The music you listen to can align you and define you. I should know.

A few days a week as I walk from class to class, I check the ears of people who walk by me to see if they have ear buds in. If they do, I pull out my phone, press record, and ask them what they are listening to. I assemble the clips into a one-to-two-minute video and post it on TikTok.

I started doing this last Spring. Similar videos had been popping up on my TikTok feed, and found myself watching every single one I could find, so I was inspired to bring these entertaining videos to Williston.

Junior Chase Livingston was among my first subjects in a video I made on March 27. I caught him off guard but he responded nonetheless, and later told me he was happy to be asked.

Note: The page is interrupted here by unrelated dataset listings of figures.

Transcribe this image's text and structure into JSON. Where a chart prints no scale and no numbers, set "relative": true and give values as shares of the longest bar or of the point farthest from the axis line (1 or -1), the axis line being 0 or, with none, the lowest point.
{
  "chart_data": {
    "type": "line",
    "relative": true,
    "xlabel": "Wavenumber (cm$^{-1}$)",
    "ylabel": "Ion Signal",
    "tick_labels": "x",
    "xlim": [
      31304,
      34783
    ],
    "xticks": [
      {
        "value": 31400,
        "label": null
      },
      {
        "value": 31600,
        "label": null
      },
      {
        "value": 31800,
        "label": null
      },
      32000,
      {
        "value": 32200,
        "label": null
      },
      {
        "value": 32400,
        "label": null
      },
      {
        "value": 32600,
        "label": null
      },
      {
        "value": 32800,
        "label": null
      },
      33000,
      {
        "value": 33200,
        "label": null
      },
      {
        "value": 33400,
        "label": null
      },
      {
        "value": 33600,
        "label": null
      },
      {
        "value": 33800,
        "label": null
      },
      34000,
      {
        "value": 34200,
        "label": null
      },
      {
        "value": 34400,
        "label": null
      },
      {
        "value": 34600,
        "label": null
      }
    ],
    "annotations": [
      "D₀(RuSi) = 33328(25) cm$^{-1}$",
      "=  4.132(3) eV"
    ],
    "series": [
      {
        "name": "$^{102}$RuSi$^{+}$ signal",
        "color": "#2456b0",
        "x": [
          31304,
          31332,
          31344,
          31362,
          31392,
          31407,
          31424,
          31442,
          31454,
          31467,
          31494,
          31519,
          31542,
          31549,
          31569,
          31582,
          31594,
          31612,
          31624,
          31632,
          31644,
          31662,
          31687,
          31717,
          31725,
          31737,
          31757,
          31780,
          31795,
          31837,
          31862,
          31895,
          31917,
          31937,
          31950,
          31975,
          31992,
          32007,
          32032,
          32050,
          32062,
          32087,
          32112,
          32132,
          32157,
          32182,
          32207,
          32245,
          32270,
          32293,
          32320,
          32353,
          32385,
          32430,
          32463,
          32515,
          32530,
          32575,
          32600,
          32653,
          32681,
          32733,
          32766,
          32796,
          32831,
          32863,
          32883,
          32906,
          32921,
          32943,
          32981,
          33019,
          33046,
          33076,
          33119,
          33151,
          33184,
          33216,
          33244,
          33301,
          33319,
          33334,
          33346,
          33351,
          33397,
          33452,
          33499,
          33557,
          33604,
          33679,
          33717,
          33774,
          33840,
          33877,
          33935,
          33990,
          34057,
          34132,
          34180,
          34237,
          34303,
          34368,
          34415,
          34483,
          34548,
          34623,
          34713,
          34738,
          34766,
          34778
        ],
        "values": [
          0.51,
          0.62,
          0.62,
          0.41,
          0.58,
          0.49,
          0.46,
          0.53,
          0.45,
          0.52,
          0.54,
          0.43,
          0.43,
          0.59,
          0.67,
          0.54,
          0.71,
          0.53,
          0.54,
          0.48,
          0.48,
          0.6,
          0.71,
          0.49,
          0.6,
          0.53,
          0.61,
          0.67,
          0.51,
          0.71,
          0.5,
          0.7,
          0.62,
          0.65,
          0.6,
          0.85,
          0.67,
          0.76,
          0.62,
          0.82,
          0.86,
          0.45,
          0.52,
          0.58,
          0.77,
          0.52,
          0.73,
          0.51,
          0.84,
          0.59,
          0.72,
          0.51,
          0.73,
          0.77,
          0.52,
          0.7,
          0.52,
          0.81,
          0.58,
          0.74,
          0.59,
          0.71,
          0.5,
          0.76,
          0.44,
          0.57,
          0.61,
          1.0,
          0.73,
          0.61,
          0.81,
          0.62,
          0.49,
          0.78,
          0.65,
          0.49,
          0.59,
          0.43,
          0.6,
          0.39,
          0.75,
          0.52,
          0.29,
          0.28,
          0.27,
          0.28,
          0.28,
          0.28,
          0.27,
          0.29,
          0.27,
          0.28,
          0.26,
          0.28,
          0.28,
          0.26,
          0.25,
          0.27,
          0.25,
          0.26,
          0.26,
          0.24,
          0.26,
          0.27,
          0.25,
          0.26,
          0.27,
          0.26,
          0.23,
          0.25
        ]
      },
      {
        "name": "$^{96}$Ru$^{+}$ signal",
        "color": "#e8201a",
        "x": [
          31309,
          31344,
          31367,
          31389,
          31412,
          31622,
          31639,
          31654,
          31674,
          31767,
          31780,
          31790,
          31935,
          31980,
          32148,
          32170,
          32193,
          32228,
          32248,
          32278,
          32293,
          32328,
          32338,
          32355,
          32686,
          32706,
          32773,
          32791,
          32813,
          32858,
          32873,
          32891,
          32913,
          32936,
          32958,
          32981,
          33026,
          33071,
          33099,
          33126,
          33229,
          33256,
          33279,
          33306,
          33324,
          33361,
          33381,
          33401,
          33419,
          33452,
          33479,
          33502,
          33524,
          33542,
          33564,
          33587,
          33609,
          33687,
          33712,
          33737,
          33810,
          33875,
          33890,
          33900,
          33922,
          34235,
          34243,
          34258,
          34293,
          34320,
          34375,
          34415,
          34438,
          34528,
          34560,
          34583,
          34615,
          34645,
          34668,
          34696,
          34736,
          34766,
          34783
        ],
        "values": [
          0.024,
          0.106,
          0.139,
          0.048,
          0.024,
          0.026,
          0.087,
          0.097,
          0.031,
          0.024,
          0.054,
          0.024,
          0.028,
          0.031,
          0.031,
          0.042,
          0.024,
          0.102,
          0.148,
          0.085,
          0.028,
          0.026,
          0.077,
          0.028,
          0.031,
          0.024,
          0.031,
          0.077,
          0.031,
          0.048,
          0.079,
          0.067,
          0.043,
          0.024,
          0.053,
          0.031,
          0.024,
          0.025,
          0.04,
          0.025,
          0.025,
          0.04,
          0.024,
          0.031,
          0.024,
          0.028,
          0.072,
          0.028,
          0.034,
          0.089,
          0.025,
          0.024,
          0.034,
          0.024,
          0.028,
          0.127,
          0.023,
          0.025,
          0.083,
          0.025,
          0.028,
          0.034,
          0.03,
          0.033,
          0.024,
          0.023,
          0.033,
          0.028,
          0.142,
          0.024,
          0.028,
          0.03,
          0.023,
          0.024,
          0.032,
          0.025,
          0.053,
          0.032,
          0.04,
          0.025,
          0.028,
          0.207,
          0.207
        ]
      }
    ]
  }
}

“I had a good song playing: Finesse by Pheelz.”

Pheelz is an up-and-coming Nigerian producer. He released Finesse in early March of this year and has accumulated over 14 million plays on Spotify according to Billboard. Pheelz is currently sitting at two million monthly listeners on Spotify.

I asked a few more people and assembled the short clips into a minute-long video. This started off as a joke, but as I posted the videos on TikTok, they began to gain some traction and people would talk to me about them with excitement. Are you posting a new video today? How many views did the last one get?

Kevin Mwangi, a Junior boarder from Wilbraham, Mass., and a regular feature in Williston Tunes, loves watching the series on Tiktok.

“I love to see what the community is listening to,” he said. “We’re all brought together by Willy Tunes.”

Kevin has been in a few videos himself, listening to artists such as Drake, Playboi Carti, and Lil Yachty. These artists have 63, 15, and eight million monthly listeners respectively on Spotify.

In a video I posted on April 11, Sophomore, Jack Mettey was listening to “What’s Next” by Drake. Sophomore Will Vachet, a friend of Jack’s, commented that Jack was an “npc”, a term used to describe people who do not think for themselves. The term is used in the gaming world to mean “nonplayer character.”

“He was listening to the most basic rap song at that time,” Vachet said.

The comment feature gives viewers an insight into what others are thinking about the music people are listening to. I wondered if comments on my videos persuaded or dissuaded viewers on campus from listening to certain songs.

I asked Jack if Will Vachet’s comment affected how he listened to What’s Next going forward.

“I feel the song choice wasn’t the reason Will called me an npc,” Jack said, “So no, it did not change how I listened to the song.”